Hello all,
Vesna posted an interesting link to an article on the RIPE Labs article
about diversity from a while back. Feeling inspired, I decided to look
at the numbers a little bit more.
Updated numbers
---------------
I have extended the gender measurements to the current RIPE 76
registered attendees. Attached find a couple of graphs, as well as the
spreadsheet used to make them. The first graph looks pretty grim, but
the second one extracts out a more hopeful message. I also took the
liberty of making a projection with the matching polynomial trend
line... if that continues then we would expect to see gender parity at
RIPE 99 or so.
On the one hand needing 12 more years before we have equal attendees at
the RIPE meeting seems really long. On the other hand it could be
considered a hopeful trend. And of course, this is all just numerology,
not based on actual underlying issues!
The GitHub repository for this work was updated to include RIPE 76 and
fix the usual broken data scraping caused by cosmic-ray induced changes
to the RIPE web site.
As far as the code, I've also started to look at the names that
genderize.io is unable too guess, and manually add a few of these to our
program. For earlier meetings this is somewhat effective, although it
will be harder for later meetings as we have more attendees. So far
every name added has been a man's name, so the estimated numbers will
look less diverse after this correction; depressing but as scientists we
must try to discover the truth not what we want to see. I'll publish new
results when I get further along.
RIPE DNS working group
----------------------
RIPE is not just about people showing up. The leadership as well as the
presenters are very important. I decided to look through my own working
group, the DNS working group, and see how we have done with presenters
over the years.
The RIPE web site lists presentations from working groups going back to
around RIPE 55. I could probably troll through mailing list archives to
find older agendas, but for now I decided to limit the research there.

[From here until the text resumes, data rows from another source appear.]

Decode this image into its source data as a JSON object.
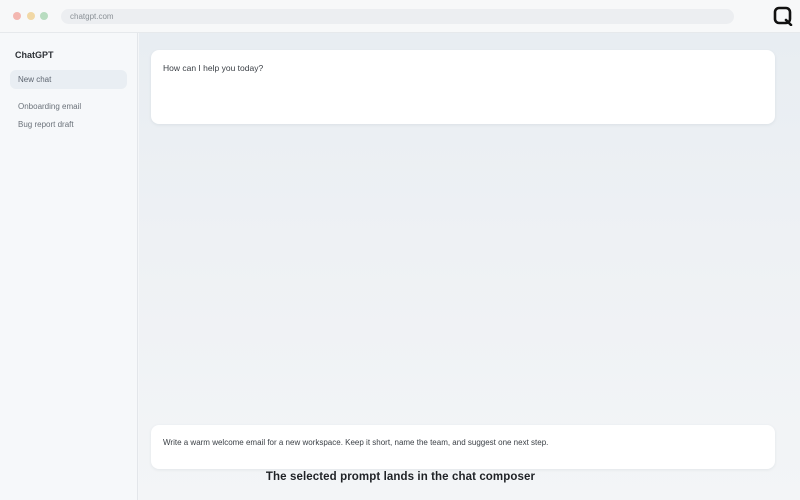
{
  "browser": {
    "url": "chatgpt.com",
    "brand_icon": "square-logo-icon"
  },
  "sidebar": {
    "title": "ChatGPT",
    "items": [
      {
        "label": "New chat",
        "active": true
      },
      {
        "label": "Onboarding email",
        "active": false
      },
      {
        "label": "Bug report draft",
        "active": false
      }
    ]
  },
  "main": {
    "greeting": "How can I help you today?",
    "composer_text": "Write a warm welcome email for a new workspace. Keep it short, name the team, and suggest one next step.",
    "caption": "The selected prompt lands in the chat composer"
  },
  "colors": {
    "dot_red": "#f3b7b1",
    "dot_yellow": "#f1d8a6",
    "dot_green": "#b8dcc0",
    "active_item_bg": "#e9eef3"
  }
}
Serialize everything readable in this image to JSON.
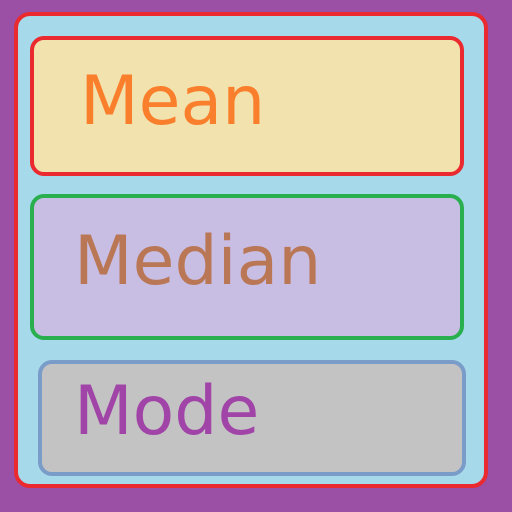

The highpoint for the DNS-wg was at RIPE 72, with 5 presentations by men
and 2 by women. In the 19 other RIPE meetings since then, we have had 1
presentation by a woman in 4 other meetings... all other meetings had
exclusively men on the stage.
Total presentations: 192
Total presentations by women: 6
We also had 4 panels, of which 3 did not record the participants and 1
was an all-men panel, or "manel".
It's not a good look for the DNS-wg, and I'll be talking to my co-chairs
about what we can do to improve our diversity going forward.